From wastewater to resources: Membrane-free electrochemical separation coupled with crystallization-granulation for selective removal and value-added recovery of hardness ions

Current water treatment technologies primarily focus on removing Ca²⁺ and Mg²⁺ from wastewater, but struggle to achieve efficient selective precipitation and resource recovery. This paper presents a method that couples membrane-free electrochemical separation water softening (MFES) with crystallization-granulation (CG) to effectively remove and recover Ca²⁺ and Mg²⁺ from circulating cooling water.

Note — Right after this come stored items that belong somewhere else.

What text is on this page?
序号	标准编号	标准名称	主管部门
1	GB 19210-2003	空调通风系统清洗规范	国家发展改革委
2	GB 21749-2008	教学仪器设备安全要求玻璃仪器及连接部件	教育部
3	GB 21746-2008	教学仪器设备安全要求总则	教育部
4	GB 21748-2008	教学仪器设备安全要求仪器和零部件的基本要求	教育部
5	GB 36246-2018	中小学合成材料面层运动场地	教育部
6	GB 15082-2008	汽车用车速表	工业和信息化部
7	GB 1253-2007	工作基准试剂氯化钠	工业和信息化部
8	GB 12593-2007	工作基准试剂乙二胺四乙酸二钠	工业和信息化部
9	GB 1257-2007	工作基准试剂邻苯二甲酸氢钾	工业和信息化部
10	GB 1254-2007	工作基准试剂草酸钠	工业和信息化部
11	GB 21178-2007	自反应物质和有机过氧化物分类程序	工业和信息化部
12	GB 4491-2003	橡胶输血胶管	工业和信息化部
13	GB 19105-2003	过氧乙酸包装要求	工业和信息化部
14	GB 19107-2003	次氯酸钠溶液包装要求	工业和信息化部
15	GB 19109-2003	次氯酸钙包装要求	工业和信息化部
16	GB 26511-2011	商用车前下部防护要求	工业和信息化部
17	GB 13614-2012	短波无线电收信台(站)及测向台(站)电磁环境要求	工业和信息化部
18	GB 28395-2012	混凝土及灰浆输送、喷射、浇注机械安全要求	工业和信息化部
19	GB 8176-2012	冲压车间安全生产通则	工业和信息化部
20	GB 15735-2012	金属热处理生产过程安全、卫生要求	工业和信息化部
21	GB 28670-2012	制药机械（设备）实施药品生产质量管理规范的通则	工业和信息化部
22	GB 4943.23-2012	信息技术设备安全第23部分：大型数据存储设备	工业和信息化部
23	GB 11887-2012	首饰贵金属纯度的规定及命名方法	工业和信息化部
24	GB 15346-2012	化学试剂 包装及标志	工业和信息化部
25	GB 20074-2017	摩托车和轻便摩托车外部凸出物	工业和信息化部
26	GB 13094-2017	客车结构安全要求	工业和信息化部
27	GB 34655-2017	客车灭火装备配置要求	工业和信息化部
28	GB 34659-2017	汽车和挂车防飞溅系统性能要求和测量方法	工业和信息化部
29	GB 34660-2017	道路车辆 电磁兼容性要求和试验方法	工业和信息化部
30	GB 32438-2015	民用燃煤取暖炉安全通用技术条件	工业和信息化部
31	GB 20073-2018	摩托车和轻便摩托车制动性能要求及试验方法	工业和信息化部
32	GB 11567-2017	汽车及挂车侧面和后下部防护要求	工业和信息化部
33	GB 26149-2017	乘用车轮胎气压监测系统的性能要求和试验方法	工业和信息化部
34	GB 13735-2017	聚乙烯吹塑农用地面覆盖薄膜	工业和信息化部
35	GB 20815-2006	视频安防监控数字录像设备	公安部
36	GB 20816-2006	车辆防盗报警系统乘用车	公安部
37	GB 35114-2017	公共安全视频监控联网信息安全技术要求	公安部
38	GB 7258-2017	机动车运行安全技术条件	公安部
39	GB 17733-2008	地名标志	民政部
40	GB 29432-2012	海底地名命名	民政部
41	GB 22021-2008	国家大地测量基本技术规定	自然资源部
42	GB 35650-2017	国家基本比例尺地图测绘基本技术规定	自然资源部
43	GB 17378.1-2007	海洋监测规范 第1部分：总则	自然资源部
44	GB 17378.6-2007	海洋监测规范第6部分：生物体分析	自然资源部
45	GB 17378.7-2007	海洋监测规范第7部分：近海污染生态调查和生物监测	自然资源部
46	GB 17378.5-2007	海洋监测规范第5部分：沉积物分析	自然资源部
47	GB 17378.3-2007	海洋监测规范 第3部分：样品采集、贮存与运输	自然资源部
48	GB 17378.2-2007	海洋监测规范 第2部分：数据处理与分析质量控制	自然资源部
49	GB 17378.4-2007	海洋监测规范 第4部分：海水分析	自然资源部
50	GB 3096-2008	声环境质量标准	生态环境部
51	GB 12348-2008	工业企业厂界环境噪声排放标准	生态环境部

The coupled process consists of two main parts: removing and recoveringCa²⁺ and Mg²⁺. Each part employs a series connection of MFES and CG systems. The MFES controls the effluent pH, while the CG system enables rapid precipitation and formation of dense CaCO₃ and Mg(OH)₂ products. Experimental results indicate that by adjusting electrochemical parameters and using a stainless-steel filter with a pore size of 3 × 1.8 mm as the cathode, the effluent pH can be maintained at around 9.50. This results in a Ca²⁺ removal efficiency of over 94.0 % without affecting Mg²⁺ hardness. Adjusting the electrochemical parameters and employing a sintered nickel-plated copper powder filter with a pore size of 90 μm as the cathode can increase the effluent pH to about 11.50, achieving an Mg²⁺ removal efficiency of over 84.0 %. The MFES system ensures high hardness removal rates, while the CG system produces dense, high-purity CaCO₃ and Mg(OH)₂ products, offering practicality and economic benefits. The proposed MFES-CG process offers a simple and efficient approach for removing and recovering hardness ions from water, providing new insights into effective water softening and resource recovery.